Directors of children’s services with education backgrounds are incapable of leading children’s social care services, the British Association of Social Workers has said.
The association believes only qualified social workers have the skills and experience needed to deliver high standards in areas such as child protection.
BASW’s withering assessment came in its response to the Department of Children, Schools and Families’ consultation on the roles and responsibilities of DCSs.
BASW raised concerns about the risk of focusing too heavily on universal services and said events at Haringey Council’s children’s services – whose former DCS, Sharon Shoesmith, was previously a director of education – had brought the issue to the fore.
Extra training “not the answer”
It said the government’s decision to send DCSs on training courses acknowledged the problem, but this policy was “not the remedy”.
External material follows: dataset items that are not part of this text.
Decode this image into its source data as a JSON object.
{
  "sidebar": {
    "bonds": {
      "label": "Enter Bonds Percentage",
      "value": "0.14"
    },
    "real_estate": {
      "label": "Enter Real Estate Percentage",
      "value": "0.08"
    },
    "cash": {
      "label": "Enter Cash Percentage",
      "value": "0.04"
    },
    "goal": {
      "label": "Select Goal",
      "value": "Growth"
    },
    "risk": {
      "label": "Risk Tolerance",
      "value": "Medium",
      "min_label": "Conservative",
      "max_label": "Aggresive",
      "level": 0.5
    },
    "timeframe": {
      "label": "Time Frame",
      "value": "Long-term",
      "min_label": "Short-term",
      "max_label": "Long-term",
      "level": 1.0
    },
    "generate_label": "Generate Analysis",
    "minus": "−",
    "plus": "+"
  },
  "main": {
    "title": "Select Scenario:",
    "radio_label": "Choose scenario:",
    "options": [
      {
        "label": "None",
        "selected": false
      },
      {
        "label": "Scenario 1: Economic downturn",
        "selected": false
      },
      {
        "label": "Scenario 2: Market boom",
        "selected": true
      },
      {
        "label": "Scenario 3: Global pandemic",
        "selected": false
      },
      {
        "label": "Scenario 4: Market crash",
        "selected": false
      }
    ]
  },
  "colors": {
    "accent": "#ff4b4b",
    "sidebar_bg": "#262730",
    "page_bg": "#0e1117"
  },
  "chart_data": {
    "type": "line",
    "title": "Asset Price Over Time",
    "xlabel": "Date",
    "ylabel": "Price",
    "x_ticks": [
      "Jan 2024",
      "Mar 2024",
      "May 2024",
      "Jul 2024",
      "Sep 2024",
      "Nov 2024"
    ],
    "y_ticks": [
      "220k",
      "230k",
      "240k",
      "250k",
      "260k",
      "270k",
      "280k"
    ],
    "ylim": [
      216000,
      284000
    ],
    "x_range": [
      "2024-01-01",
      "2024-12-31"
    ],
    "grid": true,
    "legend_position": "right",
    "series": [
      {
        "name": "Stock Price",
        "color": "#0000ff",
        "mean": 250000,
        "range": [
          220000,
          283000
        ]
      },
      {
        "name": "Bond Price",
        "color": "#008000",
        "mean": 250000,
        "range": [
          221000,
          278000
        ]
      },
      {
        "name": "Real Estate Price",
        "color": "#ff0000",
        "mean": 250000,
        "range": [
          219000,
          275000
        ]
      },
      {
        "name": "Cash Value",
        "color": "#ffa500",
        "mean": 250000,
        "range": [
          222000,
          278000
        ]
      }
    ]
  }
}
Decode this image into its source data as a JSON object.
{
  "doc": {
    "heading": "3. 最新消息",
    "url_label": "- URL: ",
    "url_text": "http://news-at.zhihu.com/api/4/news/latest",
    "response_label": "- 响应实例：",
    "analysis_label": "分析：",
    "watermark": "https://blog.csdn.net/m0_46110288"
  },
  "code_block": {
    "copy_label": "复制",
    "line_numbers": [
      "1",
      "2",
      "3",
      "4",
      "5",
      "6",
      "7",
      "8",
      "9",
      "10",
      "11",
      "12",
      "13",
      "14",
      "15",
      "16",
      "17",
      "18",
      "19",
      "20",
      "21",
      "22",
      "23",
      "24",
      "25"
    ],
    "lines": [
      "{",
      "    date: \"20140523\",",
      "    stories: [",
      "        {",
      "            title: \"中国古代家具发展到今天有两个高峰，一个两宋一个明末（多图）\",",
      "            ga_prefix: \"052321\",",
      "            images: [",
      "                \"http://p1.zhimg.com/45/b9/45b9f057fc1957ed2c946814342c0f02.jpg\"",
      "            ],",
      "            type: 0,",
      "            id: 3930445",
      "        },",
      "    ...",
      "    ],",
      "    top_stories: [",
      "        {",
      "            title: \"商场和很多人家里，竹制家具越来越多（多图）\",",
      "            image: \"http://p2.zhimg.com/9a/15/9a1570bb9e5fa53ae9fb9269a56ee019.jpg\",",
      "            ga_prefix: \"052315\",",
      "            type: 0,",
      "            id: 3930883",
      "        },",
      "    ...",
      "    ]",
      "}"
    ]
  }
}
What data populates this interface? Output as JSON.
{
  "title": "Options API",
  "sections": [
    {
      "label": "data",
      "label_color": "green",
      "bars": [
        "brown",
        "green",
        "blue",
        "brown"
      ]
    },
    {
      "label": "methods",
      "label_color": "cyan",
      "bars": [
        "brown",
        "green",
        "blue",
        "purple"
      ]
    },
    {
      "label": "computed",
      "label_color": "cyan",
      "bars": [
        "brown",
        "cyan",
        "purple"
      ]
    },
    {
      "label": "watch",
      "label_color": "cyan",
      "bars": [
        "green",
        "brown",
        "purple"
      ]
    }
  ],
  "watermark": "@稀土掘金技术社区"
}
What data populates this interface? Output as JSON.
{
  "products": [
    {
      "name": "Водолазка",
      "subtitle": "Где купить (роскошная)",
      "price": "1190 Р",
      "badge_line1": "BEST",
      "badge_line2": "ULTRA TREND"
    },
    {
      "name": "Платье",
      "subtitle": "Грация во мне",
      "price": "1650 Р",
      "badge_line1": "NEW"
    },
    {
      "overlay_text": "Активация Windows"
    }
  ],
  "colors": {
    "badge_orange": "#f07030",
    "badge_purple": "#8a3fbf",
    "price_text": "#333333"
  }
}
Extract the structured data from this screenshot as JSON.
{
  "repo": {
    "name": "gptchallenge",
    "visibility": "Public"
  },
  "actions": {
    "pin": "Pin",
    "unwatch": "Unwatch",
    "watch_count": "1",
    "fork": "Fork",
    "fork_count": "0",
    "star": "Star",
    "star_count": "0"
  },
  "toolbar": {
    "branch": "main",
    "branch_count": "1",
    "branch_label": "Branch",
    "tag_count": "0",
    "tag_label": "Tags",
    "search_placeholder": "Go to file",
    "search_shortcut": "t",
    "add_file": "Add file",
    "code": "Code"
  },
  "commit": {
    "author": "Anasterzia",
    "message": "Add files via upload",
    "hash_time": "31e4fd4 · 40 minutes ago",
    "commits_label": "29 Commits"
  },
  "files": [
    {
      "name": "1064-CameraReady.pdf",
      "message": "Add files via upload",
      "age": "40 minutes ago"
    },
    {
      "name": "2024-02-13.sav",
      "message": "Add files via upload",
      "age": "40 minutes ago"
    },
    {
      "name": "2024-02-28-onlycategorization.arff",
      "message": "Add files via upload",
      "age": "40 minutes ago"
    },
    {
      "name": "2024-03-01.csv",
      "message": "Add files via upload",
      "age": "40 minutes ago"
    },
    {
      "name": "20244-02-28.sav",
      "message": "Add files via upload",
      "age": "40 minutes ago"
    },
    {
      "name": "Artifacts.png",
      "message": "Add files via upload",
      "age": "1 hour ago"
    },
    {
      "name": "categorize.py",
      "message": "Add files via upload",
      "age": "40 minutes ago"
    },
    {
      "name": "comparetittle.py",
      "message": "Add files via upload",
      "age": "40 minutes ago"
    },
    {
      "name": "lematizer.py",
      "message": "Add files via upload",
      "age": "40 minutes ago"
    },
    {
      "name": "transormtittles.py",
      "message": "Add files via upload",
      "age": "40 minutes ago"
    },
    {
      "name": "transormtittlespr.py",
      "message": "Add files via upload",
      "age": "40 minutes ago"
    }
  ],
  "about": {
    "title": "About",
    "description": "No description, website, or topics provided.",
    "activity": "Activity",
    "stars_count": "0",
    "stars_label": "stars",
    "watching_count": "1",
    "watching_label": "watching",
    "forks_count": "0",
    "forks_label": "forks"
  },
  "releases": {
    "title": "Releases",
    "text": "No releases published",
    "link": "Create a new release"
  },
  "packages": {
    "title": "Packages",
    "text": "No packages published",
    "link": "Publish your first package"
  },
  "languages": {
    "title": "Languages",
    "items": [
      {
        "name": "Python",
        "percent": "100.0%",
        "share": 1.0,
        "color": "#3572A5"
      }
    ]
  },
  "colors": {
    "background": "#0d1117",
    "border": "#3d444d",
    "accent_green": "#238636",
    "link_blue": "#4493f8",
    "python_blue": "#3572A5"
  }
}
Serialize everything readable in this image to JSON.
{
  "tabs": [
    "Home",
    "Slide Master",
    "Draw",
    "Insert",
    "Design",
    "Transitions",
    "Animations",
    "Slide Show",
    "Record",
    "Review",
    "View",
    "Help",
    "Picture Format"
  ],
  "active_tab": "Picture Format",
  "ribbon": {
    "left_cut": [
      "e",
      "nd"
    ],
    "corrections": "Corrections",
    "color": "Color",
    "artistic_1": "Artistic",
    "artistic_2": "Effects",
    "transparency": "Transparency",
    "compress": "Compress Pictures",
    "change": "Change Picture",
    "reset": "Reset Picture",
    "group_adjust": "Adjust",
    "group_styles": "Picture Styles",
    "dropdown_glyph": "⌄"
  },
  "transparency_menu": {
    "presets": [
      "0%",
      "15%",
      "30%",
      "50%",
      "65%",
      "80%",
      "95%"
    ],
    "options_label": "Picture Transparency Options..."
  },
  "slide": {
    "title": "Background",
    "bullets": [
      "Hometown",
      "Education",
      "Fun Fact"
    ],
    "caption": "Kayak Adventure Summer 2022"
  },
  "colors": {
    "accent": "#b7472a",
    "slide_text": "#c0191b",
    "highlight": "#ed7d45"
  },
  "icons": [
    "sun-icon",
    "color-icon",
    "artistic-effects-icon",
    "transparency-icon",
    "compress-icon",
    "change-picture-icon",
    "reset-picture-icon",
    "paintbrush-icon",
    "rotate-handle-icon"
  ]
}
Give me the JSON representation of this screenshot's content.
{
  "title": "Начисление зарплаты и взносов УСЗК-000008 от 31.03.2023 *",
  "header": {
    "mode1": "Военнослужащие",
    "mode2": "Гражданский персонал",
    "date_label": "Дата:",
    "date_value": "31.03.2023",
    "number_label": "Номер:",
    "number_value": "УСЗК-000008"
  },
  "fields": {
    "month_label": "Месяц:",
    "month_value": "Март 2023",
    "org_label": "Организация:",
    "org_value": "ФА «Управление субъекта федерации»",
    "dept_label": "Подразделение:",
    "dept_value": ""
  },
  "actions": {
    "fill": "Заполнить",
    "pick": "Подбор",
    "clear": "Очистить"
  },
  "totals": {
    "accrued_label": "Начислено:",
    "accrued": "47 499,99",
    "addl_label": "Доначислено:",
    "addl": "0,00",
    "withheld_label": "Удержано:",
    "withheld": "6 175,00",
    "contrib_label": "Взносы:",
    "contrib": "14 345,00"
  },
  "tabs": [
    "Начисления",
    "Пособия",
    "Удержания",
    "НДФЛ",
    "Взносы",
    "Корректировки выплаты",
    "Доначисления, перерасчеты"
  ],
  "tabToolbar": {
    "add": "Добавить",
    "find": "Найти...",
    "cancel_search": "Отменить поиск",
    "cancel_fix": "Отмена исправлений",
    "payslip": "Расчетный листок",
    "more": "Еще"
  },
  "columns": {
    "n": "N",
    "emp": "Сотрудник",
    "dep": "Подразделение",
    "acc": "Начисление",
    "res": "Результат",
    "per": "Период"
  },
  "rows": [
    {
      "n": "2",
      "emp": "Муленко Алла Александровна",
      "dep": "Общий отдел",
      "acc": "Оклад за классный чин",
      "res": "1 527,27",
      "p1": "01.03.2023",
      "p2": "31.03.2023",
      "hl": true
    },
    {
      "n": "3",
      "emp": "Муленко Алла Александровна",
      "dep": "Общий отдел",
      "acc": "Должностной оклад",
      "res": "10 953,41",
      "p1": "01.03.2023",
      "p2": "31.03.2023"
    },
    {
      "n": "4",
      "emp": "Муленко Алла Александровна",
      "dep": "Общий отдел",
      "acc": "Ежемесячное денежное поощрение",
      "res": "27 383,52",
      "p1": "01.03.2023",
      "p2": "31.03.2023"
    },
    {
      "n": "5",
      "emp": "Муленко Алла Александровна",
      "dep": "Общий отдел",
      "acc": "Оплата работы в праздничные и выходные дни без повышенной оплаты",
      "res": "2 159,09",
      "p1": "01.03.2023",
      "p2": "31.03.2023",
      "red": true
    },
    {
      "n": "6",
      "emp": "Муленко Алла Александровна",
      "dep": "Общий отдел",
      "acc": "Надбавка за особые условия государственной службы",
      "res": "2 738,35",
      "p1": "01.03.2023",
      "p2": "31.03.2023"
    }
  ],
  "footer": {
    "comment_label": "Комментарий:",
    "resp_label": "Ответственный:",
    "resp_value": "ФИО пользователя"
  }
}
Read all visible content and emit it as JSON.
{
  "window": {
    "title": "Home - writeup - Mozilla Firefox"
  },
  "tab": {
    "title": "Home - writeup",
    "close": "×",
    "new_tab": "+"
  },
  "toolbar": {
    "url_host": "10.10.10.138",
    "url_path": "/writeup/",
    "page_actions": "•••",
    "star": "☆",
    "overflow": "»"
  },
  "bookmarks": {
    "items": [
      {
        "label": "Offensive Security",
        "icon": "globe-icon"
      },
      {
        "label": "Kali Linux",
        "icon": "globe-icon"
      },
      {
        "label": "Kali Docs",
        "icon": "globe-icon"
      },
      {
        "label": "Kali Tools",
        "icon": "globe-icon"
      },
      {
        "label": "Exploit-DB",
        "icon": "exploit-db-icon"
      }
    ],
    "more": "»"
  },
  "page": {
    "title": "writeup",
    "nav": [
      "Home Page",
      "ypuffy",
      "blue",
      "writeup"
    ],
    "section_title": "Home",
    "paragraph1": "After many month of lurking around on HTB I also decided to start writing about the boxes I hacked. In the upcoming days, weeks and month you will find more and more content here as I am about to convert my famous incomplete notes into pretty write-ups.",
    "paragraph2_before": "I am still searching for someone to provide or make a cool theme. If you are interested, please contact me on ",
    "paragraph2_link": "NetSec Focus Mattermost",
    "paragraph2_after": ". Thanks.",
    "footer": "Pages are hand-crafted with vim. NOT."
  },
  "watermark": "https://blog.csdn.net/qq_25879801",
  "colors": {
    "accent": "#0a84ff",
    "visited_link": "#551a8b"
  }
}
A joint area review of the London borough following the Baby P case last year identified a series of failings in the management of safeguarding.
ADCS: better outcomes
The Association of Directors of Children’s Services refuted the analysis, and said the lives of England’s 11 million children had improved since the Children Act 2004 brought education and children’s social care into single directorates.
In a statement responding to BASW’s comments, alongside its own submission to the consultation, Maggie Atkinson, president of the ADCS, said the amalgamation had enabled teams of professionals to look at “the needs of the whole child”.
“This is not bureaucracy for the sake of it,” she said. “We see better outcomes for all children and children, and their families tell us that it is much easier for them to get the services they need.”